Тук. Тук. Тук. В руке поселился болезненный пульс, и я постаралась поднять ее, чтобы посмотреть.
– Что там? – спросила Джоан.
«Так близко», – подумала я. У нее была матовая кожа с оспинками на висках. И она снова съела помаду.
– Кажется, я порезалась.
– Да, так и есть. Пробила ладонь. Где аптечка?
Я кивнула на зал, и она умчалась. Здоровой рукой я провела по лбу: испарина. По полу были разбросаны осколки, один запутался в ворсе халата.
– Ну, крупные сосуды и сухожилия не задеты, так что без кройки и шитья обойдемся.
Голос отливал бронзой. Холодные руки взяли мое запястье, и я следила, как шипит баллончик с антисептиком, как щурится видимый мне глаз Малкольм. Бинт, прикосновения – и холодные пальцы, и горячее дыхание на коже руки.

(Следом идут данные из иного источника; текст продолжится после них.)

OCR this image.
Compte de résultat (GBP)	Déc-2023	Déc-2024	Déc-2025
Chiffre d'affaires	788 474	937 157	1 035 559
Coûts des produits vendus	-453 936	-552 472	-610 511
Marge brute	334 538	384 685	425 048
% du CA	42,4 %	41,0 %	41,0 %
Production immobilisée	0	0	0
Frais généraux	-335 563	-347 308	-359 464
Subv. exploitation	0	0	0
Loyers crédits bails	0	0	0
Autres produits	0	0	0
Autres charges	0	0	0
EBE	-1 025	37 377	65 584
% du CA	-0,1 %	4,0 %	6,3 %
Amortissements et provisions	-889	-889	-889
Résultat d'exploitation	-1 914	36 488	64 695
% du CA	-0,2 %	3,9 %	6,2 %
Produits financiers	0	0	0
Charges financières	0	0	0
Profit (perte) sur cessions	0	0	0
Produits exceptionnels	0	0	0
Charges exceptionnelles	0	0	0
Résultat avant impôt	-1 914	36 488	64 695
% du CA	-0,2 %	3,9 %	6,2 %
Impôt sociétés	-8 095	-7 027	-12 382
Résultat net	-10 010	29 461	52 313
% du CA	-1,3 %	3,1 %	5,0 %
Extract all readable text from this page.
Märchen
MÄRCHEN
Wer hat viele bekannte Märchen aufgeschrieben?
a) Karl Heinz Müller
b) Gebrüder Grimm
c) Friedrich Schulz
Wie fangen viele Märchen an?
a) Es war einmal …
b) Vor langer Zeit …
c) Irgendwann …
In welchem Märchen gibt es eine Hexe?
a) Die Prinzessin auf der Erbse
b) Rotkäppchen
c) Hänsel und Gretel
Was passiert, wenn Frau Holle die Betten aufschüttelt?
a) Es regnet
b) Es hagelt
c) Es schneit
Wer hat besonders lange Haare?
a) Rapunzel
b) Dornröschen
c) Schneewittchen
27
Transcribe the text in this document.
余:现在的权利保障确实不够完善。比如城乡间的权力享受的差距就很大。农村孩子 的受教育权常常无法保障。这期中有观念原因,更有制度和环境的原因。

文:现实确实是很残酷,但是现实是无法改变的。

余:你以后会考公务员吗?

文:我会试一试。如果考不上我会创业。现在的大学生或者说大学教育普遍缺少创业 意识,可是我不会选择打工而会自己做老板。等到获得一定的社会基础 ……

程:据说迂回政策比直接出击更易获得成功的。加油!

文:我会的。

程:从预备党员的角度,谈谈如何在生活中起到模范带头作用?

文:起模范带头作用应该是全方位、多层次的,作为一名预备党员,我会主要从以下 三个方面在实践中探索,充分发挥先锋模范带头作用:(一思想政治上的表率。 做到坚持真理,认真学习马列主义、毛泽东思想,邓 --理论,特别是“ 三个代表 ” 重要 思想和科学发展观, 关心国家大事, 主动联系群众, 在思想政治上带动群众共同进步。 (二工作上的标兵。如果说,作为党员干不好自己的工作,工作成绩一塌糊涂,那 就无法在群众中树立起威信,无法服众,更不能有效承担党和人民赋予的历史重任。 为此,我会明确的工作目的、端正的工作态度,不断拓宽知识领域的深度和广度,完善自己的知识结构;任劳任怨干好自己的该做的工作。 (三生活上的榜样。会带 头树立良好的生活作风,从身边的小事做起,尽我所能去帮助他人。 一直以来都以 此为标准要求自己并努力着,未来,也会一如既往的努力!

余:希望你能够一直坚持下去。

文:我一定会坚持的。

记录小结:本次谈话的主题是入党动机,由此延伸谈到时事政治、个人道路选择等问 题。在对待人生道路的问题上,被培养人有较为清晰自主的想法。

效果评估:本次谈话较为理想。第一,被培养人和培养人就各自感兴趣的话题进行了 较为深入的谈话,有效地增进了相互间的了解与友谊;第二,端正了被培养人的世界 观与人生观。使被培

– Кошмар, сколько крови, – процедила она, рассматривая рану. – Какое у тебя протромбиновое время?
Я молчала. Кровь уже останавливалась.
– Второй комплект посуды тебе бы точно не повредил. Тебе нужен кто-то рядом, Витглиц. Кто-то, кто перевяжет.
Бинт ложился ровно и в меру туго, рана отзывалась болью на движения Джоан.